2.     D’autre part, en vertu de l’article 38, paragraphe 1, sous a), du CIRS, le transfert à une société d’actifs et de passifs liés à l’exercice d’une activité économique ou professionnelle par une personne physique en échange de parts sociales n’est pas soumis à l’impôt au moment du transfert si, entre autres conditions, la personne morale à laquelle les actifs et passifs ont été transférés a son siège ou sa direction effective au Portugal. Dans ce cas, l’imposition aura lieu seulement quand et si ces actifs et passifs sont cédés par la personne morale qui les a reçus. Toutefois, un tel traitement fiscal ne s’applique pas si la personne morale à laquelle les actifs et passifs ont été transférés a son siège ou sa direction effective en dehors du Portugal. Dans ce cas, l’imposition des plus-values est immédiate.

Principaux arguments

1.    Sur le premier moyen, la Commission considère que cette imposition pénalise les personnes qui décident de quitter le territoire portugais, étant donné qu’elles subissent un traitement différent de celui appliqué à celles qui demeurent dans le pays. La Commission considère que l’avantage du report de l’imposition, en cas de bénéfices réalisés du fait de l’échange de parts sociales, ne doit pas être réservé au cas où le contribuable continue à résider sur le territoire portugais, contrairement aux cas où le contribuable transfère sa résidence dans un autre État membre ou dans un État de l’EEE. Par conséquent, la distinction établie à cet effet par l’article 10 du CIRS n’est pas compatible avec les articles 21, 45 et 49 TFUE et avec les articles 28 et 31 de l’accord EEE. De plus, la protection des créances fiscales résultant de revenus latents doit être assurée conformément au principe de proportionnalité consacré par la jurisprudence de la Cour de justice; en l’espèce, la Commission considère que la législation portugaise va au delà de ce qui est nécessaire pour atteindre les objectifs d’efficacité du régime fiscal poursuivis, la législation portugaise devant appliquer une règle identique, que la personne physique maintienne ou non sa résidence sur le territoire portugais.

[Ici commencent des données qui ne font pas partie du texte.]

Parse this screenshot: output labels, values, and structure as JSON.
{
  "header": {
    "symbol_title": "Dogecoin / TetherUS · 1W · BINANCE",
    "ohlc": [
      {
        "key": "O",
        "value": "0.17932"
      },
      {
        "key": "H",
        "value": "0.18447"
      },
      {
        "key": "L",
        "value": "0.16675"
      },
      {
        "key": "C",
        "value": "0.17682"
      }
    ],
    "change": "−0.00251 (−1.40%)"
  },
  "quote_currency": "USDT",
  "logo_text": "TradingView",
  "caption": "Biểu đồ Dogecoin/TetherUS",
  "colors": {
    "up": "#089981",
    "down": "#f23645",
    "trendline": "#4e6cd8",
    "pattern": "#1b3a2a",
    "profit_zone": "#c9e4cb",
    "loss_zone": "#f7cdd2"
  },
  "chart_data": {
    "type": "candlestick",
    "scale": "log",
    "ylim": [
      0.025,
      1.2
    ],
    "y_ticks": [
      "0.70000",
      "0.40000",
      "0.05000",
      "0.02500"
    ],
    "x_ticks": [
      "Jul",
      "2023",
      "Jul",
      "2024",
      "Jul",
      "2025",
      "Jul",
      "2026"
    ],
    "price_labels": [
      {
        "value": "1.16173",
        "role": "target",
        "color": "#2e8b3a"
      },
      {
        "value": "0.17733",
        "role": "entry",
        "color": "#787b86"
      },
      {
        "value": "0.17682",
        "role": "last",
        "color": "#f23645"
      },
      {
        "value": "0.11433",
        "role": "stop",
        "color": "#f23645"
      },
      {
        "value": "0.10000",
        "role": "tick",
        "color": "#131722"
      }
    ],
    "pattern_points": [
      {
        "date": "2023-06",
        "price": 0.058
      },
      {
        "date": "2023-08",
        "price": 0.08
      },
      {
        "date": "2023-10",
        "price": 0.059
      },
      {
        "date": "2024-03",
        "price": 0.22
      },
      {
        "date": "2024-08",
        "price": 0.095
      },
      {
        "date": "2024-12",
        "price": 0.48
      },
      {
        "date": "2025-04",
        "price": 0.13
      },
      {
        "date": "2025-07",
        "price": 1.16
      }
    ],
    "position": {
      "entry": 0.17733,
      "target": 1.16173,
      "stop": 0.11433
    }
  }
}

2.    Sur le second moyen, la Commission estime que, eu égard aux articles 49 TFUE et 31 de l’accord EEE, l’avantage accordé par l’article 38 du CIRS ne doit pas être réservé aux cas où la société qui reçoit les actifs a son siège ou sa direction effective au Portugal. La Commission estime que le Portugal doit appliquer la même règle, indépendamment du fait que la personne morale à laquelle les actifs et passifs ont été transférés a son siège ou sa direction effective sur le territoire portugais ou hors de celui-ci. Pour les mêmes motifs que ceux exposés à propos du premier moyen, la Commission considère que l’article 38 du CIRS va au delà de ce qui est nécessaire pour atteindre l’objectif qui consiste à assurer l’efficacité du régime fiscal; la Commission est d’avis que les contribuables qui exercent leur droit à la liberté d’établissement par le transfert d’actifs et de passifs à l’étranger en échange de parts sociales d’une société non résidente ne peuvent pas être soumis à une imposition antérieure à celle imposée à ceux qui effectuent ces opérations avec une entreprise résidant au Portugal.